La Croisette à l’épreuve de la Jeune Fille

Le soixante-dix-huitième Festival de Cannes nous laisse, comme chaque année, avec une envie renouvelée de cinéma. À l’occasion de cette grande messe cinéphile, devenue aussi la vitrine mondiale de la société du spectacle, nous nous lançons, dans la rue ou sur les écrans – Sélection officielle, Cannes Classics, Quinzaine des cinéastes, Semaine de la critique – à la recherche de la Jeune Fille, objet de désir et symbole omniprésent de la beauté, qui s’avère être aussi l’allégorie d’une critique radicale de la société de consommation.


Toutes les jeunes filles arpentent la Croisette de long en large, de la Gare Maritime et son Casino triste à la façade orientale du très blanc Hôtel Martinez. Certaines ne s’arrêtent jamais pour contempler la mer, d’autres s’attardent devant une devanture de luxe et la plupart ralentissent le pas si elles se font piéger par la foule aux alentours du Grand Théâtre Lumière. Elles regardent les photographes prendre possession de leur escabeau attitré devant les fameuses marches au tapis rouge, sous la tonnelle en plastique d’une laideur féroce, ce même tapis dont l’insignifiance IRL étonne chaque jour et déclenche l’immanquable « c’est tout ? ».
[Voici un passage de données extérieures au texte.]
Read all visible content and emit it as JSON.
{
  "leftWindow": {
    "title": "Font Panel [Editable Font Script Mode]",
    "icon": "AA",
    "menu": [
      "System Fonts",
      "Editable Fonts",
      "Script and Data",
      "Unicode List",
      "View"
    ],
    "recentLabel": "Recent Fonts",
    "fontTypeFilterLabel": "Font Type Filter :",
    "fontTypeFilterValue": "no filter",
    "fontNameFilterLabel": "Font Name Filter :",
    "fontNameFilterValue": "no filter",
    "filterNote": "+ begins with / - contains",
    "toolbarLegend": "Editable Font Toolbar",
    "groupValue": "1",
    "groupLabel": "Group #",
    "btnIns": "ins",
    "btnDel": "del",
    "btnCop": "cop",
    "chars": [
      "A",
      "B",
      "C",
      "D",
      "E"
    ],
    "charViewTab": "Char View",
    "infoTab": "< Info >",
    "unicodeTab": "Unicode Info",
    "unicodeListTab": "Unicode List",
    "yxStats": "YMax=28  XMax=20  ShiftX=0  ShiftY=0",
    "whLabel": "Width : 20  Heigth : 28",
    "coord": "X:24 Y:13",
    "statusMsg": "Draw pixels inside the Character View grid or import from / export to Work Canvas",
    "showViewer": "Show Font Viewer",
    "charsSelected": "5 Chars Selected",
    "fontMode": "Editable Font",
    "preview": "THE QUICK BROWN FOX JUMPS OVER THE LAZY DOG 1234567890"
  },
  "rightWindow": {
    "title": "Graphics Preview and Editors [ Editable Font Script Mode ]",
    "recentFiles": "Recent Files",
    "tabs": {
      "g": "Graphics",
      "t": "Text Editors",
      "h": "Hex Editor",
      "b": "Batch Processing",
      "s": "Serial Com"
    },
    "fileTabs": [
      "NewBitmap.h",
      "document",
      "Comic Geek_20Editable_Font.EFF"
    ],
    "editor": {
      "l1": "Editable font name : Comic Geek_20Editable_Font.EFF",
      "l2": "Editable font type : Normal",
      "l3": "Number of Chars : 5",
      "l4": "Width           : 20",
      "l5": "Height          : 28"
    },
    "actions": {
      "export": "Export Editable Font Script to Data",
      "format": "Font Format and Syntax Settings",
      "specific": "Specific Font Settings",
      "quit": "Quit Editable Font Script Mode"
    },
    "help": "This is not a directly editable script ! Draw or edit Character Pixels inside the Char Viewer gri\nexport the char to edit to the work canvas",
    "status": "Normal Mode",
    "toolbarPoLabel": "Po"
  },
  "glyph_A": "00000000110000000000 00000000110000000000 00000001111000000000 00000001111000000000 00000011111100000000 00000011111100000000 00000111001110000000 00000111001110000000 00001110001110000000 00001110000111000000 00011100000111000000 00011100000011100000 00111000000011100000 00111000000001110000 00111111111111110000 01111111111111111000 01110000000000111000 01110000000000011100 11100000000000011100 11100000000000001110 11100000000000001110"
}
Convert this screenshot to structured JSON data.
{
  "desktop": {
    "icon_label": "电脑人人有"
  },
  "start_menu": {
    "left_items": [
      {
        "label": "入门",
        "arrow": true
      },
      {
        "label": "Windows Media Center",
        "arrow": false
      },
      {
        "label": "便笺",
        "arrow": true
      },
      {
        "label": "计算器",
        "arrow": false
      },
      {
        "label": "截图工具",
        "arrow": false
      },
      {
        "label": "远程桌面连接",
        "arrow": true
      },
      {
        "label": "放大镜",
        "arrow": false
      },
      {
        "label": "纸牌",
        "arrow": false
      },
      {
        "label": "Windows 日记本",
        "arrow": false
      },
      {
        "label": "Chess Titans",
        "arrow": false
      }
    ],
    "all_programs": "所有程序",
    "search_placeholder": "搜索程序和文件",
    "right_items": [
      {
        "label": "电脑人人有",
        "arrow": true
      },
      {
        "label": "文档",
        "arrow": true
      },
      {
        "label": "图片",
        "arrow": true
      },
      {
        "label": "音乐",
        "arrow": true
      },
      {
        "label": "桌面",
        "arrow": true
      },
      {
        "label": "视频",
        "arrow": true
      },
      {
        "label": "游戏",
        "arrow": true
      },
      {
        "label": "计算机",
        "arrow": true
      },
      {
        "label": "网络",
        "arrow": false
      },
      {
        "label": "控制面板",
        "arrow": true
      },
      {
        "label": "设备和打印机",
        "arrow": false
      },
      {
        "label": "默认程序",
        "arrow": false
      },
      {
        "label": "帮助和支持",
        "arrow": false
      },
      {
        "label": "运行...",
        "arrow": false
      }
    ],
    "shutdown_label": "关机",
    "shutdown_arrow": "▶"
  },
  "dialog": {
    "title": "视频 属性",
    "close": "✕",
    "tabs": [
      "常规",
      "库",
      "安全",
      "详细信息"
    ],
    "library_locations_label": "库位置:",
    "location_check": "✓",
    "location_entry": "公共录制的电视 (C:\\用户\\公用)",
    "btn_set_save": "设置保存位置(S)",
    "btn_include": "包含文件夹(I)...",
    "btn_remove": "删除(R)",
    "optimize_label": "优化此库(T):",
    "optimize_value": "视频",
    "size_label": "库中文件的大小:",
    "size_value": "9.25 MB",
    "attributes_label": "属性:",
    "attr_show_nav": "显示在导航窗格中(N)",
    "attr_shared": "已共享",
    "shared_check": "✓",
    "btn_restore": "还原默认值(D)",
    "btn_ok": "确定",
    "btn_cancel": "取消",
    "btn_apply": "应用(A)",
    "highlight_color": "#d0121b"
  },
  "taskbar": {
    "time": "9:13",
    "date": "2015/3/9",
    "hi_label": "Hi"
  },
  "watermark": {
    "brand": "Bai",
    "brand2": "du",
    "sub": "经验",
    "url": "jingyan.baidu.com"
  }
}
On croit reconnaître une Jeune Fille de la Croisette à ses lèvres gonflées (repulpées, en mode contouring ou carrément après chirurgie) et ses cils démesurés en poil de vison synthétique, arborant parfois d’étonnantes robes à traîne sorties une fois par an avec vagues d’organdi, dentelle ou frou-frou. Or il y a un énorme malentendu autour de cette figure, car on en a vu des gens parader devant les marches, et encore plus de filles sans âge prendre la pose devant l’improbable Peugeot Inception Concept qui trône sur la pelouse du Carlton, les cerises Murakami de la vitrine Louis Vuitton, et même avec des macarons La Durée. Tout ce monde clinquant se côtoie, se photographie, se photobombe puis s’ignore, s’efface, se photoshoppe : le temps du festival, Cannes devient la capitale mondiale de la pose, d’où l’extrême difficulté de cerner une figure fugitive de résistance aux injonctions de la société du spectacle.

La Jeune Fille n’est pas la surface polie des tendances esthétiques qui se disputent une fraction de visibilité sur le tapis rouge, ni la surface lisse où se projette le rêve de la beauté éternelle. Elle n’est surtout pas la jeunesse en fuite des idoles, pas Nicole Kidman portant pour Kering, tel un manifeste, son visage devenu le champ où s’est figée la bataille contre le passage du temps. La Jeune Fille ne ressemble pas non plus aux singeries renouvelées de Tom Cruise trouvant chaque année des moyens plus loufoques d’atterrir sur la Croisette avec ses sempiternelles missions impossibles (on se demande déjà ce qu’il inventera pour revenir en 2026). Il se peut que l’année dernière Cate Blanchett ait pu ressembler à la Jeune Fille, elle dont la robe aux couleurs de la Palestine aurait été bannie en 2025, mais c’est le protocole, vous comprenez.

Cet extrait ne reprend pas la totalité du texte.